Even when farmers want to transition, they hit roadblocks. For example, a farmer might want to shift to lower-yield but more sustainable dairy production, only to find their milk contract (often tied to their bank loan) prevents them from doing so.


Roots to Regeneration addresses this by providing long-term support. Many regenerative agriculture events last only a day or two, leaving participants inspired but isolated when they return home.


Our two-year programme builds a strong support network, so farmers don’t feel alone when they face resistance. It provides a safe cloak around a cohort of people going through a similar transition at the same time. 

When everyone at home may be telling them “this is wrong” — they’ve got a whole community of people around them saying: “No, we get it.
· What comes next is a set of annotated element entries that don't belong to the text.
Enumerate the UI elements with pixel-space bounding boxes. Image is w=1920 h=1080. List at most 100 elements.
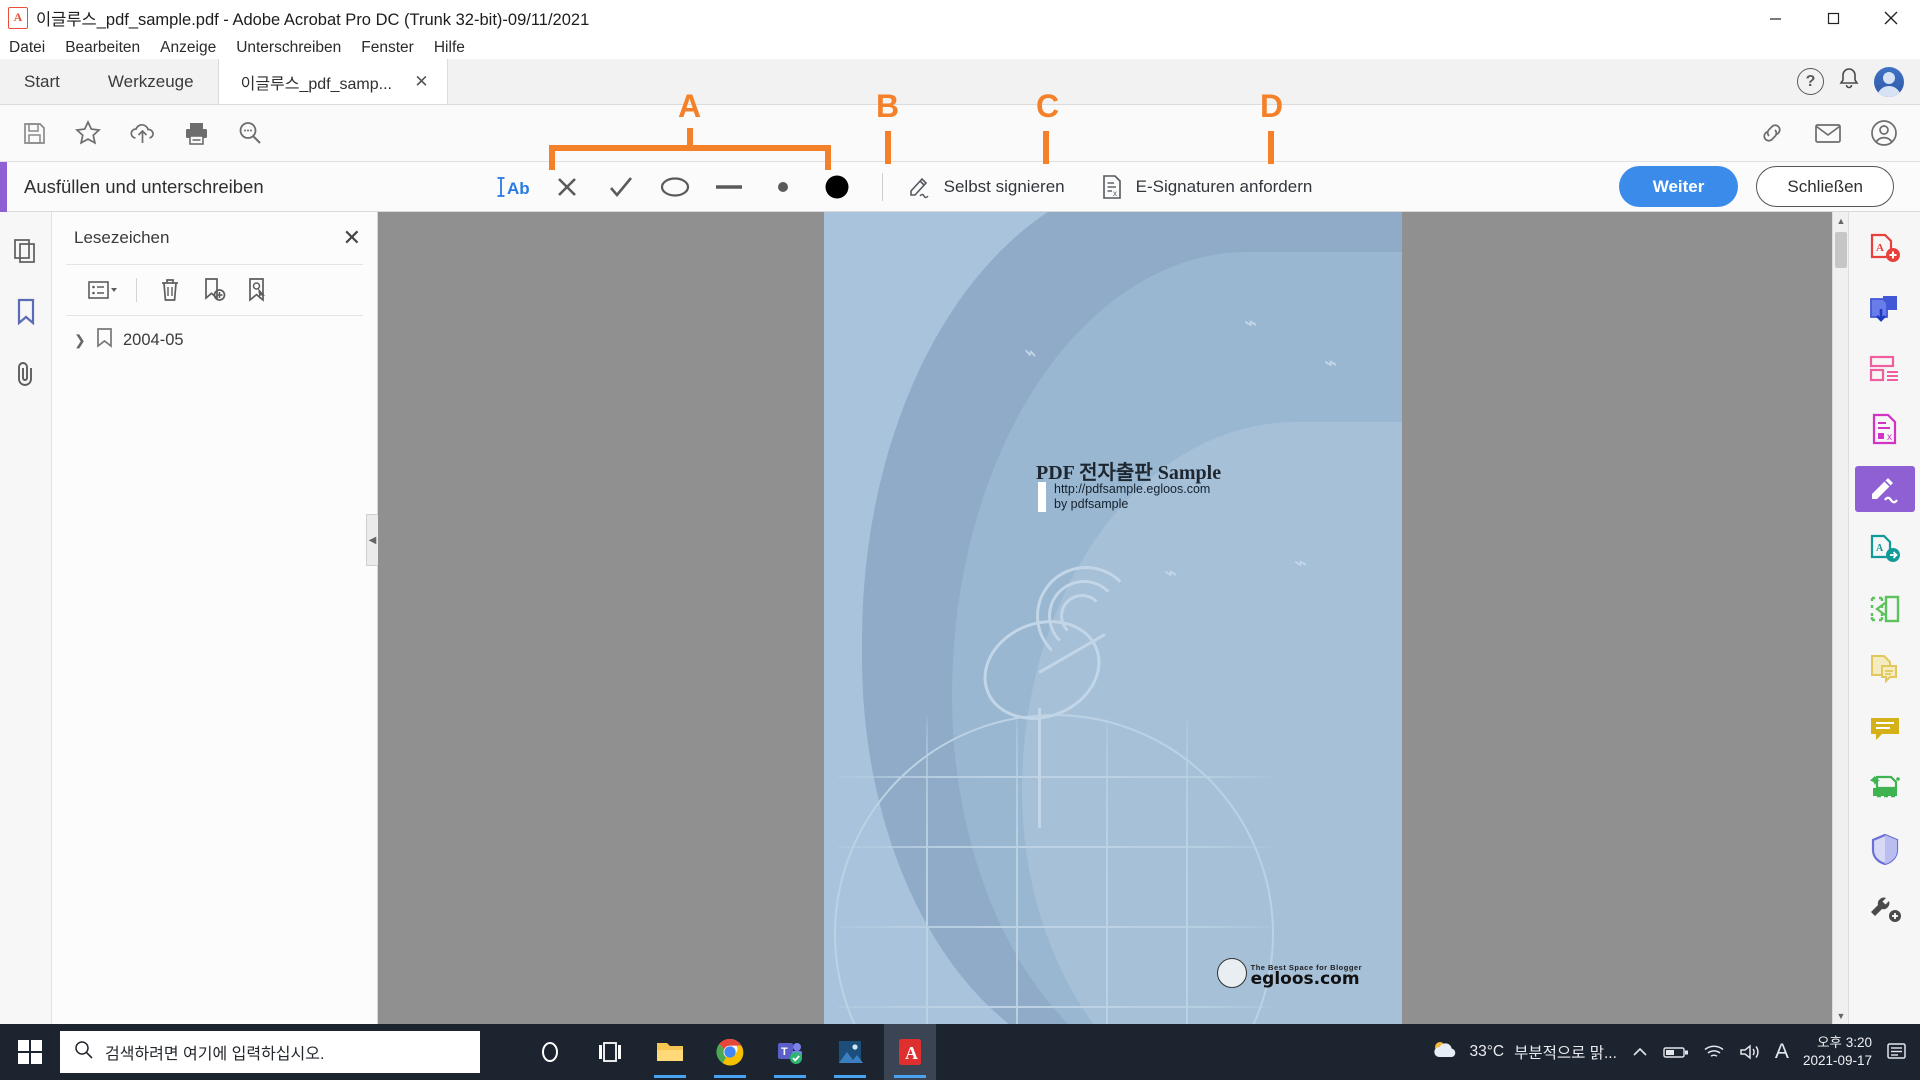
menu-item-unterschreiben[interactable]: Unterschreiben [236, 39, 341, 57]
next-button[interactable]: Weiter [1619, 166, 1739, 207]
avatar[interactable] [1874, 67, 1904, 97]
mail-icon[interactable] [1814, 119, 1842, 147]
organize-pages-icon[interactable] [1855, 346, 1915, 392]
weather-widget[interactable]: 33°C 부분적으로 맑... [1431, 1039, 1616, 1066]
adobe-acrobat-icon[interactable]: A [884, 1024, 936, 1080]
print-icon[interactable] [182, 119, 210, 147]
tab-document[interactable]: 이글루스_pdf_samp... ✕ [218, 59, 448, 104]
clock-date: 2021-09-17 [1803, 1052, 1872, 1070]
close-fill-sign-button[interactable]: Schließen [1756, 166, 1894, 207]
fill-sign-tools-group: Ab [486, 165, 864, 209]
enhance-scans-icon[interactable] [1855, 766, 1915, 812]
request-signatures-label: E-Signaturen anfordern [1136, 177, 1313, 197]
egloos-logo: The Best Space for Blogger egloos.com [1217, 958, 1362, 988]
ime-indicator[interactable]: A [1775, 1040, 1789, 1064]
battery-icon[interactable] [1663, 1045, 1689, 1059]
tab-werkzeuge[interactable]: Werkzeuge [84, 59, 218, 104]
menu-item-bearbeiten[interactable]: Bearbeiten [65, 39, 140, 57]
request-signatures-button[interactable]: x E-Signaturen anfordern [1093, 174, 1319, 200]
save-icon[interactable] [20, 119, 48, 147]
notifications-bell-icon[interactable] [1838, 67, 1860, 97]
scroll-up-icon[interactable]: ▲ [1833, 212, 1849, 229]
maximize-button[interactable] [1804, 0, 1862, 36]
chevron-up-icon[interactable] [1631, 1045, 1649, 1059]
divider [136, 278, 137, 302]
send-for-comments-icon[interactable]: A [1855, 526, 1915, 572]
redact-icon[interactable] [1855, 586, 1915, 632]
comment-icon[interactable] [1855, 706, 1915, 752]
bird-decoration: ⌁ [1244, 312, 1257, 334]
menu-item-anzeige[interactable]: Anzeige [160, 39, 216, 57]
checkmark-tool[interactable] [594, 165, 648, 209]
protect-icon[interactable] [1855, 826, 1915, 872]
prepare-form-icon[interactable]: x [1855, 406, 1915, 452]
color-swatch[interactable] [810, 165, 864, 209]
upload-cloud-icon[interactable] [128, 119, 156, 147]
star-icon[interactable] [74, 119, 102, 147]
bookmark-list-item[interactable]: ❯ 2004-05 [52, 316, 377, 365]
close-button[interactable] [1862, 0, 1920, 36]
bookmark-label: 2004-05 [123, 331, 184, 350]
action-center-icon[interactable] [1886, 1041, 1910, 1063]
minimize-button[interactable] [1746, 0, 1804, 36]
help-icon[interactable]: ? [1797, 68, 1824, 95]
file-explorer-icon[interactable] [644, 1024, 696, 1080]
more-tools-icon[interactable] [1855, 886, 1915, 932]
menu-bar: Datei Bearbeiten Anzeige Unterschreiben … [0, 36, 1920, 59]
search-placeholder: 검색하려면 여기에 입력하십시오. [105, 1040, 324, 1064]
photos-icon[interactable] [824, 1024, 876, 1080]
account-icon[interactable] [1870, 119, 1898, 147]
self-sign-button[interactable]: Selbst signieren [901, 174, 1071, 200]
search-icon [74, 1040, 93, 1064]
task-view-icon[interactable] [584, 1024, 636, 1080]
menu-item-datei[interactable]: Datei [9, 39, 45, 57]
edit-bookmark-icon[interactable] [243, 275, 273, 305]
search-icon[interactable] [236, 119, 264, 147]
scroll-down-icon[interactable]: ▼ [1833, 1007, 1849, 1024]
close-icon[interactable]: ✕ [414, 73, 428, 90]
attachments-icon[interactable] [6, 354, 46, 394]
cortana-icon[interactable] [524, 1024, 576, 1080]
fill-sign-title: Ausfüllen und unterschreiben [24, 176, 264, 198]
link-icon[interactable] [1758, 119, 1786, 147]
tools-rail: A x A [1848, 212, 1920, 1024]
start-button[interactable] [0, 1024, 60, 1080]
weather-icon [1431, 1039, 1459, 1066]
close-icon[interactable]: ✕ [343, 227, 361, 249]
line-tool[interactable] [702, 165, 756, 209]
new-bookmark-icon[interactable] [199, 275, 229, 305]
bookmarks-icon[interactable] [6, 292, 46, 332]
svg-text:x: x [1113, 189, 1117, 198]
svg-text:Ab: Ab [507, 179, 530, 198]
search-input[interactable]: 검색하려면 여기에 입력하십시오. [60, 1031, 480, 1073]
wifi-icon[interactable] [1703, 1044, 1725, 1060]
volume-icon[interactable] [1739, 1044, 1761, 1060]
bookmarks-toolbar [66, 264, 363, 316]
fill-sign-accent-bar [0, 162, 7, 212]
chrome-icon[interactable] [704, 1024, 756, 1080]
cross-tool[interactable] [540, 165, 594, 209]
chevron-right-icon[interactable]: ❯ [74, 332, 86, 349]
acrobat-window: 이글루스_pdf_sample.pdf - Adobe Acrobat Pro … [0, 0, 1920, 1080]
circle-tool[interactable] [648, 165, 702, 209]
document-viewport[interactable]: ⌁ ⌁ ⌁ ⌁ ⌁ PDF [378, 212, 1848, 1024]
vertical-scrollbar[interactable]: ▲ ▼ [1832, 212, 1848, 1024]
tab-strip: Start Werkzeuge 이글루스_pdf_samp... ✕ ? [0, 59, 1920, 105]
delete-bookmark-icon[interactable] [155, 275, 185, 305]
menu-item-fenster[interactable]: Fenster [361, 39, 414, 57]
microsoft-teams-icon[interactable]: T [764, 1024, 816, 1080]
scrollbar-thumb[interactable] [1835, 232, 1847, 268]
menu-item-hilfe[interactable]: Hilfe [434, 39, 465, 57]
clock[interactable]: 오후 3:20 2021-09-17 [1803, 1034, 1872, 1070]
options-menu-icon[interactable] [88, 275, 118, 305]
svg-text:A: A [1876, 543, 1884, 554]
page-thumbnails-icon[interactable] [6, 230, 46, 270]
fill-and-sign-icon[interactable] [1855, 466, 1915, 512]
create-pdf-icon[interactable]: A [1855, 226, 1915, 272]
export-pdf-icon[interactable] [1855, 286, 1915, 332]
dot-tool[interactable] [756, 165, 810, 209]
pdf-page[interactable]: ⌁ ⌁ ⌁ ⌁ ⌁ PDF [824, 212, 1402, 1024]
compare-files-icon[interactable] [1855, 646, 1915, 692]
tab-start[interactable]: Start [0, 59, 84, 104]
add-text-tool[interactable]: Ab [486, 165, 540, 209]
We see it the same as you now”.



What excites you most about the future of regenerative agriculture?


In a world that can feel depressing, regenerative agriculture is hopeful. 


What excites me most is its ability to address multiple issues at once. It improves soil health, reduces flooding, sequesters carbon, increases biodiversity, and produces nutrient-dense food. It challenges corporate food production, dominated by ultra-processed products that harm both people and the planet.


A common criticism of regenerative farming is that it requires more people. But that’s not a flaw: the more people that can have a proactive role in growing food, the happier everyone will be.

More hands in the soil means stronger local communities and economies, deeper connections to nature, and greater feelings of purpose.


Through every lens — food, climate, mental health, and community — regeneration is, for me, the easy way to a better, happier way of being.